Assume that $$\{ X_{n}(\omega)\}$$ is a sequence of integer valued random variables on a probability space $$(\Omega, \mathcal{F}, \mathbb{P})$$ and $$X_{n}\overset{a.s.}{\to} c$$, where $$c$$ is some integer constant. From the definition of a.s. convergence it follows: $$\mathbb{P}[\omega\in\Omega: \exists \, n_{1}(\omega) \geq 1, \text{such that}, X_{n}(\omega) = c\}, \forall n > n_{1}(\omega) ] = 1$$

Assume $$N(\omega) = \min \{n_{2} \geq 1: X_{n}(\omega) = c, \forall n > n_{2}\}$$.

It is always true that $$\mathbb{P}[N < \infty] = 1$$?

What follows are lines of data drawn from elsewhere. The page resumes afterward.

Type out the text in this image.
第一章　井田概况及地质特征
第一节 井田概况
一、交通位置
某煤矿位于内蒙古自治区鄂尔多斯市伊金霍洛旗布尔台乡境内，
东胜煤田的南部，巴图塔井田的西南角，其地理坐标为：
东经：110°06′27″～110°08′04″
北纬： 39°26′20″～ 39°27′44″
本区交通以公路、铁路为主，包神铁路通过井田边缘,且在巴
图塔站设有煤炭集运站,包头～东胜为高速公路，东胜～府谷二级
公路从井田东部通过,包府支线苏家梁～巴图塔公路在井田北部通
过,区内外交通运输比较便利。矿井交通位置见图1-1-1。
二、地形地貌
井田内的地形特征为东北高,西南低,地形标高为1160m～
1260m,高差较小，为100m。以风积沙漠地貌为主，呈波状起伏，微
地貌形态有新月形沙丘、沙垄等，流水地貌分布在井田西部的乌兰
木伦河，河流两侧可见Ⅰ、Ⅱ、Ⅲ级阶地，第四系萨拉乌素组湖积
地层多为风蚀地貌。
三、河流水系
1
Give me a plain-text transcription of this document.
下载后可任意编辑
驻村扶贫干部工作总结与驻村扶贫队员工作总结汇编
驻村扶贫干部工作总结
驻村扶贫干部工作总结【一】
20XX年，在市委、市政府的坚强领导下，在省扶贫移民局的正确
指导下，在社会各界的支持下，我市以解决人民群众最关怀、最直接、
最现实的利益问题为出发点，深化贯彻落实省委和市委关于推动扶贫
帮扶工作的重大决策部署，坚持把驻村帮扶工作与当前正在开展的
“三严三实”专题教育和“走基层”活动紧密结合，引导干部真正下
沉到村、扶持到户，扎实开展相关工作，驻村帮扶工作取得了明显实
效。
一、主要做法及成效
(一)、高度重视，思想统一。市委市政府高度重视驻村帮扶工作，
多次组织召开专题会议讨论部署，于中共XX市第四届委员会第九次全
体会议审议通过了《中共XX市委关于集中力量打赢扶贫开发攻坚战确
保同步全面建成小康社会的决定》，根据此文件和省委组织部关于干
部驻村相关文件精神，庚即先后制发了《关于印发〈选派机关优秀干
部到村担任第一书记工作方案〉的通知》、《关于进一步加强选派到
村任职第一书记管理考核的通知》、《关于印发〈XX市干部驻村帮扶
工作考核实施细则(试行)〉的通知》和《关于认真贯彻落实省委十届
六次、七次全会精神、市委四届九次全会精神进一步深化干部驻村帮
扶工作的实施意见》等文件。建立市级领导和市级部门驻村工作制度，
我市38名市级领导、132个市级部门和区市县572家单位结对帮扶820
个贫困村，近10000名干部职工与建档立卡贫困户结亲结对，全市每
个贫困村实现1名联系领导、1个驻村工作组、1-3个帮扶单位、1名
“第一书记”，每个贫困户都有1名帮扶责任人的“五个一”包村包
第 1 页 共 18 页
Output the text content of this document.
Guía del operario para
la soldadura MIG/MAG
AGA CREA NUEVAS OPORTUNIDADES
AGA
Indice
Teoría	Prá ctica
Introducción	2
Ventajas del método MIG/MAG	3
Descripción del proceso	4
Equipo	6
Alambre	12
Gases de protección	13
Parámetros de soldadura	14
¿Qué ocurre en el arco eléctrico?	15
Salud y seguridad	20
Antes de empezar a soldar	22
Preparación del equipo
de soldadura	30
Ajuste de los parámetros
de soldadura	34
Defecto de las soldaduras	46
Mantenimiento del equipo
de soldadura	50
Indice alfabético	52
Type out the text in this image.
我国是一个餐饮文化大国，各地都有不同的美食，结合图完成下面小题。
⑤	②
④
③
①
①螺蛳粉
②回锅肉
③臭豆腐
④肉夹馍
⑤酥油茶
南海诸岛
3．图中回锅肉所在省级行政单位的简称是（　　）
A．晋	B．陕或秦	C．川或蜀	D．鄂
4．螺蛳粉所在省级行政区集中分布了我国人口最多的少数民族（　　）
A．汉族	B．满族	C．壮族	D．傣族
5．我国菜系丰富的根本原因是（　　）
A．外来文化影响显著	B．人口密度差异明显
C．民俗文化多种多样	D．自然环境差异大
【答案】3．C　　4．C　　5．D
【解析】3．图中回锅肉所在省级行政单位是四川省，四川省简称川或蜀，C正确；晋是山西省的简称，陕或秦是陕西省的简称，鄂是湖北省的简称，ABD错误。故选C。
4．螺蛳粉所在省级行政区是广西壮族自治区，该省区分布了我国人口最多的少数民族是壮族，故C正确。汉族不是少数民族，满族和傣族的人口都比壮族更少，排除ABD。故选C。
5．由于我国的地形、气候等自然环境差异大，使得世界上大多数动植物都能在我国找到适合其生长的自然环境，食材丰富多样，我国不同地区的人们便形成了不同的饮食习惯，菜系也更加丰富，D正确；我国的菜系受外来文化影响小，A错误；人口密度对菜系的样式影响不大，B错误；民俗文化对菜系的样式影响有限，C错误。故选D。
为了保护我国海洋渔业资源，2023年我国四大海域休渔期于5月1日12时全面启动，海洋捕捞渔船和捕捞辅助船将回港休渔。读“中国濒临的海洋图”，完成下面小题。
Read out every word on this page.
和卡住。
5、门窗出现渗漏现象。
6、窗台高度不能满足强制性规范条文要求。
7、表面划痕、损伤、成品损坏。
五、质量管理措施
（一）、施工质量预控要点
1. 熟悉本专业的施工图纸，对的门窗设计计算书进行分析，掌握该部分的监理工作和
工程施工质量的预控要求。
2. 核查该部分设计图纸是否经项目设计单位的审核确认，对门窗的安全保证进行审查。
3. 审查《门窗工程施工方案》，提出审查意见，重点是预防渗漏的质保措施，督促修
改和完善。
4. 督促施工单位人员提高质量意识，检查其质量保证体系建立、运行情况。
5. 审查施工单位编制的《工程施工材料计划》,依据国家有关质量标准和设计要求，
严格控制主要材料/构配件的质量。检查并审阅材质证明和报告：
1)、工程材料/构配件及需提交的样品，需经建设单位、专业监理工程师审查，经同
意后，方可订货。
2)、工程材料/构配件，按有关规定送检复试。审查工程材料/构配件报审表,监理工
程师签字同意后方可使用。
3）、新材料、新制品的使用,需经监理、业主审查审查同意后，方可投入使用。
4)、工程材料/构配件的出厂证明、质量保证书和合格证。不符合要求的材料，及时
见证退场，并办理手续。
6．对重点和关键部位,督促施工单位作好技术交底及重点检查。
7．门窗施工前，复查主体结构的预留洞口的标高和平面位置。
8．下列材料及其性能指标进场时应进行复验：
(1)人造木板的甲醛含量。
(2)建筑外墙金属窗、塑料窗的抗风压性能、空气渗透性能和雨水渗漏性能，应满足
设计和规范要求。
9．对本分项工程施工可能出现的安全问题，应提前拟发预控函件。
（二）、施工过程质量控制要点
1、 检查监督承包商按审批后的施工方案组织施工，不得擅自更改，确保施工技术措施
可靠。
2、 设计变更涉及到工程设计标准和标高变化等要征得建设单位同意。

If $$N(\omega)=\infty$$, then $$\vert X_n(\omega)-c\vert\geq 1$$ infinitely often because $$X_n$$ takes integer values. Thus
$$\{ \omega: N(\omega)=\infty \}\subseteq \{ \omega: X_n(\omega)\overset{n\rightarrow\infty}{\not\rightarrow} c \}$$
And the RHS has probability $$0$$.